The SEC sued Musk on Thursday, alleging that he tweeted "false and misleading statements" in August about taking the company private.
The impulsive billionaire Musk had tweeted last month that he had "funding secured" to take Tesla private. 
As part of the settlement, Musk will neither admit nor deny the allegations, and he will resign as Tesla chairman within 45 days. Musk and Tesla will also each pay a $20 million fine.
It will require Musk to resign as chairman of the company or any public company for at least three years and pay a $20 million fine, the SEC announced on Saturday.
Tesla will add two new independent directors to its board, and monitor more closely Musk's public communications - the source of many of the scandals that have roiled the ambitious but unprofitable company this year.
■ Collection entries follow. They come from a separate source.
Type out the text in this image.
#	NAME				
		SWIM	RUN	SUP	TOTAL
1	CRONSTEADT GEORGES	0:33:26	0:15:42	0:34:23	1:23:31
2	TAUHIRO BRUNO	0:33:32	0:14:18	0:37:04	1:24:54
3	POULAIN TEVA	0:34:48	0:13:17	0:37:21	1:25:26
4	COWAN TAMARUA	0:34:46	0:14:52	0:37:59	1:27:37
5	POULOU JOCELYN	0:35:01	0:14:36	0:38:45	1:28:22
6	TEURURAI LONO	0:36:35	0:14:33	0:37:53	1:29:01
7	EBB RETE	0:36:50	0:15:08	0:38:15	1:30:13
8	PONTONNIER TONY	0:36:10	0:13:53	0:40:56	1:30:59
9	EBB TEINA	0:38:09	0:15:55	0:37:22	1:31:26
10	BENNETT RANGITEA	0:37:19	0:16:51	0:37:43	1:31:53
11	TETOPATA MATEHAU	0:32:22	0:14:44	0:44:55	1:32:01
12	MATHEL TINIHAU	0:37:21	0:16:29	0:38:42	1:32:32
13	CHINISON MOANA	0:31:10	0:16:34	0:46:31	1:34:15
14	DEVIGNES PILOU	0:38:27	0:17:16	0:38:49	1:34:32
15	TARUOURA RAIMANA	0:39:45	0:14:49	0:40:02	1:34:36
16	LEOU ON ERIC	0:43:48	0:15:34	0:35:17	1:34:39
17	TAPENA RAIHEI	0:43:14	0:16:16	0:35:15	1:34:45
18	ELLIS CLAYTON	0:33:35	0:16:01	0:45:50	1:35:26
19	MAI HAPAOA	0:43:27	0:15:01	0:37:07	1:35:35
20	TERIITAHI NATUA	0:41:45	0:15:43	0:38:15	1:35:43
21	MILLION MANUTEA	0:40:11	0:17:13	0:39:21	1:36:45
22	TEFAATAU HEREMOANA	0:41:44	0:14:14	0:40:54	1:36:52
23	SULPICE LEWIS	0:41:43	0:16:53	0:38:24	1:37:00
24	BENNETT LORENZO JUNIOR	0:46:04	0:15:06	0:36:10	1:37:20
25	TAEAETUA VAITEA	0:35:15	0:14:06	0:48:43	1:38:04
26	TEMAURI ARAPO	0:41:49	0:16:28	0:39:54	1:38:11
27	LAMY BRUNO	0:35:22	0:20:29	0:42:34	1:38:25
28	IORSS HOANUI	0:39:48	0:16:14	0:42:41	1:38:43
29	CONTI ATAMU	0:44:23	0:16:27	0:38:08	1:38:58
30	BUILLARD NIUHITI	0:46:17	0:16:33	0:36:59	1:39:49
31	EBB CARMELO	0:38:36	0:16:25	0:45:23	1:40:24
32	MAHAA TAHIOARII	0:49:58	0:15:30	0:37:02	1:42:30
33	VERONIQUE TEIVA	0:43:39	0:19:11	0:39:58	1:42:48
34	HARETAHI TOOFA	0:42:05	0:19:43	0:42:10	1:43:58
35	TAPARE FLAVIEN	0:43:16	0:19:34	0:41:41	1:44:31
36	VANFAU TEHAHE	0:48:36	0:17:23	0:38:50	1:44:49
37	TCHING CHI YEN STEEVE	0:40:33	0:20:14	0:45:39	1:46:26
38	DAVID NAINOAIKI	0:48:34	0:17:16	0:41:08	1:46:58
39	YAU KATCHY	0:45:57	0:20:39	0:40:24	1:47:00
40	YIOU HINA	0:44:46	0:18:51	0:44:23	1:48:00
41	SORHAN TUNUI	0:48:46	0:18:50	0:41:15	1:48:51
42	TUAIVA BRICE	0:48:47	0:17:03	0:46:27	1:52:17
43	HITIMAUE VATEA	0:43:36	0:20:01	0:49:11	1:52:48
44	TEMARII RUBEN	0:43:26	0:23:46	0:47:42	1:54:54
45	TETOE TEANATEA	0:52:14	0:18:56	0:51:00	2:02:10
The conditions of the agreement "are specifically designed to address the misconduct at issue by strengthening Tesla's corporate governance and oversight in order to protect investors," Stephanie Avakian, co-director of the SEC's Enforcement Division, said in a statement.
On 7 August Musk made a surprise announcement that he was thinking of taking Tesla private. Musk told his more than 22 million Twitter followers that he might take Tesla private at $420 per share, with “funding secured”.
But his team of executives had no knowledge of his plans. Twelve minutes later, Tesla’s head of investor relations told investors to ask Musk’s chief of staff whether Musk’s announcement was “legit”, the SEC pointed out.
On 24 August, after news of the SEC probe had become known, Musk again Tweeted that investor resistance forced Tesla to remain public.
Musk had not discussed the $420 figure with any potential funding source before he broached the subject to Tesla’s board in a 2 August email, the SEC said.
SEC said Musk “knew or was reckless in not knowing” that his tweets about taking Tesla private at $420 a share were false and misleading, given that he had never discussed such a transaction with any funding source.
The SEC said Musk met for less than an hour with three representatives of Public Investment Fund, at the company’s Fremont, California, plant on 31 July during which the lead representative for the Saudi Arabian sovereign wealth fund expressed interest in taking Tesla private if the terms were “reasonable,” according to the lawsuit.
Musk acknowledged the meeting lacked discussion of “even the most fundamental terms” of the deal and nothing was set in concrete terms.
The SEC said its investigation into Tesla is ongoing.
The SEC lawsuit comes as Tesla has been struggling to deliver its new Model 3 sedan, which is key to the company’s future profitability, after a long series of production issues and delays.
The move to bar Musk as an officer of any public company was a rare move for the SEC against the CEO of such a well-known firm.
While a trial would have been risky for both sides, the settlement is subject to court approval.